After the mass shooting at Chicago-based Mercy Hospital & Medical Center Nov. 19, area hospitals are reviewing safety measures and preparing for a new violence-prevention law, according to the Chicago Tribune.

Here are three things to know:

1. State legislators are supporting a proposed law mandating metal detectors be installed at hospitals. Critics claim this is a "one-size-fits-all approach" that does not address the issue of gun violence. Hospitals already conduct active shooter drills and de-escalation training with security staff.

2. The Illinois Nurses Association helped create separate legislation that was approved earlier this year. The new law increases violence prevention in hospitals, including risk assessments of the facilities, and will take effect Jan. 1.

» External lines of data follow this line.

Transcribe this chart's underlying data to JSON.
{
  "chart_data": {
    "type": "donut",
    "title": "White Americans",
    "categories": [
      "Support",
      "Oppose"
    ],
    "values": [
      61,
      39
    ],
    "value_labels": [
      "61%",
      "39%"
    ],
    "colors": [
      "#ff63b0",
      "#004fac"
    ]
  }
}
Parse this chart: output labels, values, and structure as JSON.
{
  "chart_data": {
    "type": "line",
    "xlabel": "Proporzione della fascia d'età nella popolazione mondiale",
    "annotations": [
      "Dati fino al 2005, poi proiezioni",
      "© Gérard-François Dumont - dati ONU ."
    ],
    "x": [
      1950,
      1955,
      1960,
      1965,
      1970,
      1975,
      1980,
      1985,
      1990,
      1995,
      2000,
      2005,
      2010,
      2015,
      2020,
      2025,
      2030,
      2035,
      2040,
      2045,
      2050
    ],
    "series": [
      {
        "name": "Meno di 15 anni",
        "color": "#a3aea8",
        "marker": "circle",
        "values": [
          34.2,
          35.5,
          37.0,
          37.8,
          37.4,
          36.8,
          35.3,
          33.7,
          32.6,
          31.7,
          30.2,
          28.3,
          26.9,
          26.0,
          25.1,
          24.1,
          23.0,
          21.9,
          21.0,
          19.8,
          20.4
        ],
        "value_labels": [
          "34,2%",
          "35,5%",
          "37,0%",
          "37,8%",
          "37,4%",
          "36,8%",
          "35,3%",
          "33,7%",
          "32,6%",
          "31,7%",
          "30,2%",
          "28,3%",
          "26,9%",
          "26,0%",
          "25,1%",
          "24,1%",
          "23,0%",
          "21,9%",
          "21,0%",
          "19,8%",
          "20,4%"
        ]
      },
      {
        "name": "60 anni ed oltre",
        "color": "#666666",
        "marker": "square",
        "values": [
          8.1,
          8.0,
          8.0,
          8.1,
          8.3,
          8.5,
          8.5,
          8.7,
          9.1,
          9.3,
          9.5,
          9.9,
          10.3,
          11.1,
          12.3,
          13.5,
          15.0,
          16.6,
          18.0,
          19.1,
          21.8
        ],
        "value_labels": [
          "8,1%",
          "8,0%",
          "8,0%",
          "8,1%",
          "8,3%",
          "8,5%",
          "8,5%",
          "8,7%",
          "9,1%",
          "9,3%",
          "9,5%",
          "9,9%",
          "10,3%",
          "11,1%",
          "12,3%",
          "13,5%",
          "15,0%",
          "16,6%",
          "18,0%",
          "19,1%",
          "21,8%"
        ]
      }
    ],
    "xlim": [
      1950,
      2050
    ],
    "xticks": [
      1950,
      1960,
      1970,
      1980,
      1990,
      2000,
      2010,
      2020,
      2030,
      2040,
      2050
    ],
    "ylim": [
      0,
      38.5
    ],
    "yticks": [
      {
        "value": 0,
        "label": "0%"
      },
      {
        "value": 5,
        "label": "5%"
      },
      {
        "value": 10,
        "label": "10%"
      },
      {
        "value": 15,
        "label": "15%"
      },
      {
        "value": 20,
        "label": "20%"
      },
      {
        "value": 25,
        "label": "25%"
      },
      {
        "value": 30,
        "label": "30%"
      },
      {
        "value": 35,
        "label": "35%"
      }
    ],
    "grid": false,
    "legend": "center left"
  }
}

"A hospital is supposed to be a place of healing and recovery … and we're seeing that it's now a place where a mass shooting can take place," Alice Johnson, executive director of the Illinois Nurses Association, told the Chicago Tribune.

3. Hospitals throughout Illinois are increasing safety and security efforts to comply with the new law. Advocate Aurora Health is even accelerating its safety training program to all of its inpatient and outpatient facilities in Illinois and Wisconsin. The safety training program requires every employee to complete an online active shooter response class.